2. I bring my “A” game to the worship service when I’ve worshiped all week
I’ve discovered that it’s possible to love God and still struggle to worship on Sunday morning. Why? For me it’s because certain parts of my relationship with God come easier. I love to talk to God. I tell him all about my life. I ask him for help. I pray for others. But when I try to stop all this for a moment and just focus on God, just enjoy Him and exalt Him, my mind goes bananas. It doesn’t want to slow down and focus just on God. Do you ever struggle with that?
It helps me to practice worshiping. I learn to control my jack-rabbit mind, learn to sing with feeling, learn to imagine and to feel. There are many ways to do this. Some involve music, but try taking a walk in the forest and just exulting in God’s gorgeous creativity or savoring Him through other people you love.
3. I bring my “A” game to the worship service when I prepare so that I can be at my best on Sunday morning
Olympic athletes deliberately train so that they will be at their physical and mental best during the competition – so that they will “peak”. They try not to over-train, or stay up all night, or cram themselves with bad food. They want to make the most of their few minutes of potential glory.
A bit of thoughtful preparation can also enhance our ability to give God our best on Sunday. Come well-rested. Allow extra time to get there. Do Sunday School preparations before Sunday morning. Have some quiet time before you come. Enter with a positive, expectant attitude. In other words, treat Sunday morning as really important rather than just cramming it in alongside everything else.
4. I bring my “A” game to the worship service when I try my best to leave self-consciousness behind
One of the toughest obstacles to whole-hearted worship is self-consciousness. When we’re too worried about what others might think then it’s hard to lose ourselves in worship. What if I sing a wrong note? What if I talk too loud? What if I start crying and people look at me weird? What if I make a mistake?
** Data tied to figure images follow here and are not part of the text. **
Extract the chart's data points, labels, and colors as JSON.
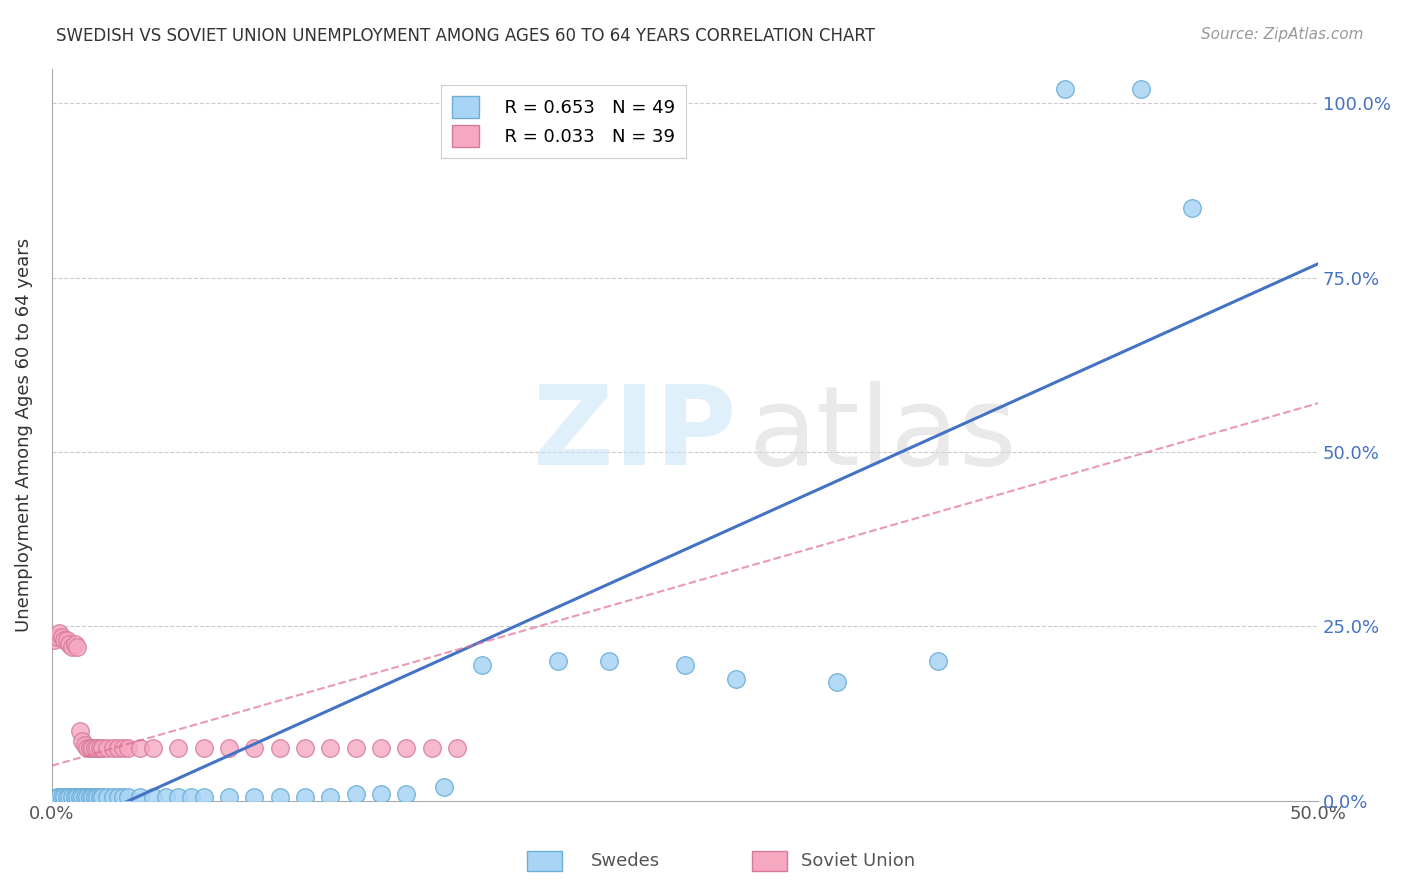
{
  "title": "SWEDISH VS SOVIET UNION UNEMPLOYMENT AMONG AGES 60 TO 64 YEARS CORRELATION CHART",
  "source": "Source: ZipAtlas.com",
  "ylabel": "Unemployment Among Ages 60 to 64 years",
  "xlim": [
    0.0,
    0.5
  ],
  "ylim": [
    0.0,
    1.05
  ],
  "x_ticks": [
    0.0,
    0.1,
    0.2,
    0.3,
    0.4,
    0.5
  ],
  "x_tick_labels": [
    "0.0%",
    "",
    "",
    "",
    "",
    "50.0%"
  ],
  "y_tick_labels": [
    "0.0%",
    "25.0%",
    "50.0%",
    "75.0%",
    "100.0%"
  ],
  "y_ticks": [
    0.0,
    0.25,
    0.5,
    0.75,
    1.0
  ],
  "legend_r_blue": "R = 0.653",
  "legend_n_blue": "N = 49",
  "legend_r_pink": "R = 0.033",
  "legend_n_pink": "N = 39",
  "swedes_color": "#a8d4f5",
  "swedes_edge": "#6baed6",
  "soviet_color": "#f5a8c0",
  "soviet_edge": "#d67a9a",
  "regression_blue": "#4472c4",
  "regression_pink": "#e07090",
  "blue_line_x": [
    0.0,
    0.5
  ],
  "blue_line_y": [
    -0.05,
    0.77
  ],
  "pink_line_x": [
    0.0,
    0.5
  ],
  "pink_line_y": [
    0.05,
    0.57
  ],
  "swedes_x": [
    0.002,
    0.003,
    0.004,
    0.005,
    0.006,
    0.007,
    0.008,
    0.009,
    0.01,
    0.011,
    0.012,
    0.013,
    0.014,
    0.015,
    0.016,
    0.017,
    0.018,
    0.019,
    0.02,
    0.022,
    0.024,
    0.026,
    0.028,
    0.03,
    0.035,
    0.04,
    0.045,
    0.05,
    0.055,
    0.06,
    0.07,
    0.08,
    0.09,
    0.1,
    0.11,
    0.12,
    0.13,
    0.14,
    0.155,
    0.17,
    0.2,
    0.22,
    0.25,
    0.27,
    0.31,
    0.35,
    0.4,
    0.43,
    0.45
  ],
  "swedes_y": [
    0.005,
    0.005,
    0.005,
    0.005,
    0.005,
    0.005,
    0.005,
    0.005,
    0.005,
    0.005,
    0.005,
    0.005,
    0.005,
    0.005,
    0.005,
    0.005,
    0.005,
    0.005,
    0.005,
    0.005,
    0.005,
    0.005,
    0.005,
    0.005,
    0.005,
    0.005,
    0.005,
    0.005,
    0.005,
    0.005,
    0.005,
    0.005,
    0.005,
    0.005,
    0.005,
    0.01,
    0.01,
    0.01,
    0.02,
    0.195,
    0.2,
    0.2,
    0.195,
    0.175,
    0.17,
    0.2,
    1.02,
    1.02,
    0.85
  ],
  "soviet_x": [
    0.001,
    0.002,
    0.003,
    0.004,
    0.005,
    0.006,
    0.007,
    0.008,
    0.009,
    0.01,
    0.011,
    0.012,
    0.013,
    0.014,
    0.015,
    0.016,
    0.017,
    0.018,
    0.019,
    0.02,
    0.022,
    0.024,
    0.026,
    0.028,
    0.03,
    0.035,
    0.04,
    0.05,
    0.06,
    0.07,
    0.08,
    0.09,
    0.1,
    0.11,
    0.12,
    0.13,
    0.14,
    0.15,
    0.16
  ],
  "soviet_y": [
    0.23,
    0.235,
    0.24,
    0.235,
    0.23,
    0.23,
    0.225,
    0.22,
    0.225,
    0.22,
    0.1,
    0.085,
    0.08,
    0.075,
    0.075,
    0.075,
    0.075,
    0.075,
    0.075,
    0.075,
    0.075,
    0.075,
    0.075,
    0.075,
    0.075,
    0.075,
    0.075,
    0.075,
    0.075,
    0.075,
    0.075,
    0.075,
    0.075,
    0.075,
    0.075,
    0.075,
    0.075,
    0.075,
    0.075
  ]
}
I understand self-consciousness. No one wants to look odd. But let me offer a challenge – it’s not about us. The goal in worship, whether at home or at church, is to gradually forget about ourselves and become lost in our enjoyment of God. A while back I saw a little sign in a gift shop that said: “Dance like no one’s watching”. That captures the idea. I’m not suggesting that we overdo this and do crazy, distracting stuff, just that we learn to be transparently caught up in our love for Jesus without being too worried about what others might think.
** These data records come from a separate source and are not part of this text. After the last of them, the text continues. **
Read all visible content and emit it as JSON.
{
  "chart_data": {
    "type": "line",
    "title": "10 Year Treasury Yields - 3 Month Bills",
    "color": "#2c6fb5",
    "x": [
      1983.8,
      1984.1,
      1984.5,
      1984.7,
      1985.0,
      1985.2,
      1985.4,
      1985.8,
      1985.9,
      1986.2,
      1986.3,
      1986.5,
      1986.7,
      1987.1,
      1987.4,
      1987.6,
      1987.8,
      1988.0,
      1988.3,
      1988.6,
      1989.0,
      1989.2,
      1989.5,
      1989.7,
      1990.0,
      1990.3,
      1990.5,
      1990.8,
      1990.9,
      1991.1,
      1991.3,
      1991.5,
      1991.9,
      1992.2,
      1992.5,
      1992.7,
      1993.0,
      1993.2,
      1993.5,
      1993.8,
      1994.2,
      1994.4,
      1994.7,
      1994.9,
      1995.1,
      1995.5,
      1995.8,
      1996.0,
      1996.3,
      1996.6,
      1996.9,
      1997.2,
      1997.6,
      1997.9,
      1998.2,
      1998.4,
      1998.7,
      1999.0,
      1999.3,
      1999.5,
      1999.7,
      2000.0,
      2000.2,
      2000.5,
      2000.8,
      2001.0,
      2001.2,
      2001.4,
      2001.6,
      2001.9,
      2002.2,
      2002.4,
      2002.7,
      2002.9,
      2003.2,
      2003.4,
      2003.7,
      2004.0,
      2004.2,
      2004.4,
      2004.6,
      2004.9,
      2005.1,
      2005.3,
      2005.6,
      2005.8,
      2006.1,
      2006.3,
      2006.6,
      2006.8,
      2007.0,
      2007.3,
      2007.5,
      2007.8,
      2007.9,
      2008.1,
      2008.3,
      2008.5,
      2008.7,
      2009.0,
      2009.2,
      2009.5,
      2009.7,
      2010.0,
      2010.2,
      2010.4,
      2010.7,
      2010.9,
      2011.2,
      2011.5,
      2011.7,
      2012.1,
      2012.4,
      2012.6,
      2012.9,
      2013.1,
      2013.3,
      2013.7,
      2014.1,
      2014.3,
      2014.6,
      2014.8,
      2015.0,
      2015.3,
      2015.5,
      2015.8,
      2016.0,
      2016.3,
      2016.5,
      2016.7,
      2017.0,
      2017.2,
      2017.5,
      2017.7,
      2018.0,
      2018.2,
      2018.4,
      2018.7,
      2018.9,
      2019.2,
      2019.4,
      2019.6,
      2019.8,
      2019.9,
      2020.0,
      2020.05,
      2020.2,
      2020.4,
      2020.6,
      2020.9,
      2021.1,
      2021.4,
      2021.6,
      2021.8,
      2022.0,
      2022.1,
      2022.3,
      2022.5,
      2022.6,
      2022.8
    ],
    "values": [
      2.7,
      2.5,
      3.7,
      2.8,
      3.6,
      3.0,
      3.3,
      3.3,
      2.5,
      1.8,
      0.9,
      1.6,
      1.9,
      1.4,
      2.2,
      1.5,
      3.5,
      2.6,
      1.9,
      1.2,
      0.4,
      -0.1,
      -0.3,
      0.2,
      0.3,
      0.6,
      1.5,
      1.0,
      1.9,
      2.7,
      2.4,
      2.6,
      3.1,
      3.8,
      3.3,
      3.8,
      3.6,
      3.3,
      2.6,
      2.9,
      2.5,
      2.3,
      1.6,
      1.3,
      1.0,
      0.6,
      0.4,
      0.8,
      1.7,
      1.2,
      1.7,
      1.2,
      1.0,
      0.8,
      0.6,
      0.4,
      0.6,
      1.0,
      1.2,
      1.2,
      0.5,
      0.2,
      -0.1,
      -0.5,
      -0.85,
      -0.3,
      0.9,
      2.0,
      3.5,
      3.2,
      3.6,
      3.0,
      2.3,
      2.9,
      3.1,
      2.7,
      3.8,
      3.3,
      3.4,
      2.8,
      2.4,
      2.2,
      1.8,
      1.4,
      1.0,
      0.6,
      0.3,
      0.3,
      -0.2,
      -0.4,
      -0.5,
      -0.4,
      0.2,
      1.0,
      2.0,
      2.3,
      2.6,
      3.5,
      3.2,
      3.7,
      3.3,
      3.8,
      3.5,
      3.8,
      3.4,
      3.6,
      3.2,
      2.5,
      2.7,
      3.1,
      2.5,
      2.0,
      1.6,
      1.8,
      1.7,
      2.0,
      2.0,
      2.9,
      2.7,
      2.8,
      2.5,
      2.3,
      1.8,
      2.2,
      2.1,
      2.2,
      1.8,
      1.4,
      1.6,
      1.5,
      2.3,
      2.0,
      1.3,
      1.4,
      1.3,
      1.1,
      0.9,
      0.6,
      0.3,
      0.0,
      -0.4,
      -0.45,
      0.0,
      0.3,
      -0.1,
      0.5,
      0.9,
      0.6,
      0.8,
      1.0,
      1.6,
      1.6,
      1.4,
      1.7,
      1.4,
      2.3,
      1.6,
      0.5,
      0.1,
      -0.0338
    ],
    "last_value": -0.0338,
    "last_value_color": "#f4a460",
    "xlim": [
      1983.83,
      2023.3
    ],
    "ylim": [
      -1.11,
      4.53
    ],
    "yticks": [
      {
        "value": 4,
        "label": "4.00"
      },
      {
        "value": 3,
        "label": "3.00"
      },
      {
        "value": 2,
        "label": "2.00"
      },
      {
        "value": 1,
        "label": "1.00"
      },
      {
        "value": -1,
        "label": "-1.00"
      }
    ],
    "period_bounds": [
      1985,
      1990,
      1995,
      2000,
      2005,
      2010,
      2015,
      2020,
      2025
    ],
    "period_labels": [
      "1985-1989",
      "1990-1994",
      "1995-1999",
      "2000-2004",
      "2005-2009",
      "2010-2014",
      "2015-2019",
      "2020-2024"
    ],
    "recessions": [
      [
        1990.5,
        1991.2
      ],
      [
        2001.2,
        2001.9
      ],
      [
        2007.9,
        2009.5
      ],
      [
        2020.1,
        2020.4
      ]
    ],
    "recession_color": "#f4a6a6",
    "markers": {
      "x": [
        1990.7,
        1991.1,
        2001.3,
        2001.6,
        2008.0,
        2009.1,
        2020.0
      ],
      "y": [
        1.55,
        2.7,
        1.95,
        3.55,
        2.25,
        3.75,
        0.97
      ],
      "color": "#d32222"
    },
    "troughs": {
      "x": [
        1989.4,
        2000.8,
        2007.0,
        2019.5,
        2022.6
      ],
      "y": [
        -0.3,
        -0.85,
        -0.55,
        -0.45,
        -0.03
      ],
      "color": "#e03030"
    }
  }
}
5. I bring my “A” game to worship when I direct my focus primarily toward God
One of my problems in a worship service is that I tend to focus too much on others things – the quality of the production, how well I’m singing, what that other person next to me is doing, how I feel, and so on.
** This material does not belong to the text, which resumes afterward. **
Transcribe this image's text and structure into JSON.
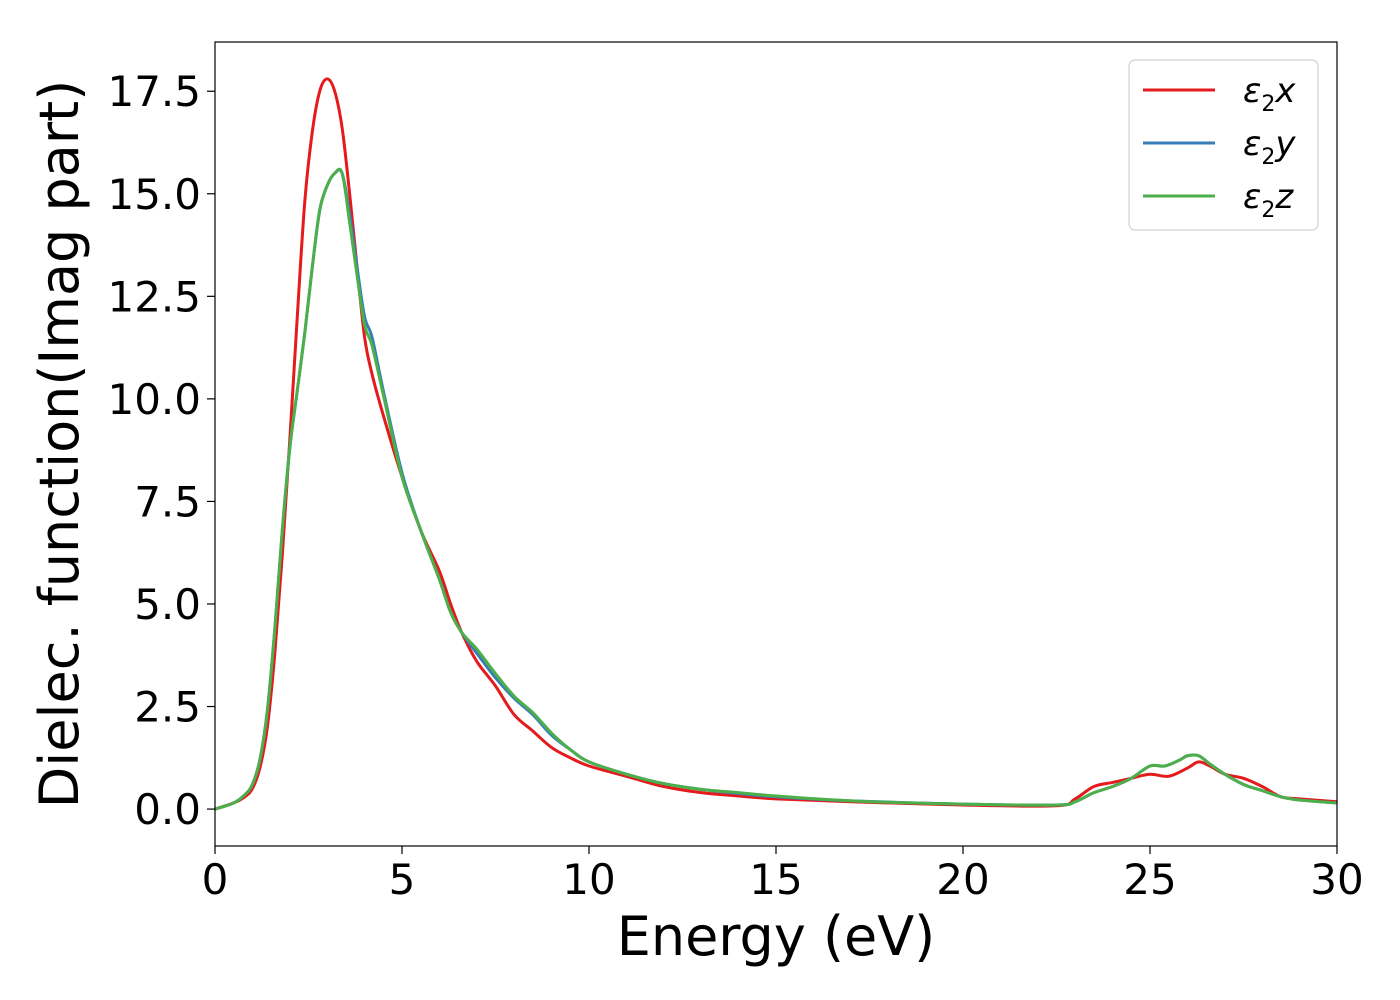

It’s normal to be aware of these things, but worship really flows when they fade into the background. Worship is about releasing our worries and distractions and focusing on God. It’s all about Him. We want Him to be exalted. We want Him to be the center of attention. Worship is about us giving back to God.
A successful worship service is not measured by whether or not I come away spiritually pumped. That can be nice, but it’s not the main purpose. A successful worship service occurs when God has received a generous gift of gratitude and praise from His people. So the main question is not: did the music go well, or did the preacher do a good job, or did it feel good to me? The main question is: Were we able to lift God up?
I find this sort of focus requires me to grow spiritually. It requires practice. But what’s exciting is that when, even for a few moments, I focus more on God than on myself, worship becomes so much better. He is exalted and when He is exalted my heart draws nearer to Him. I too am blessed when I focus on blessing God.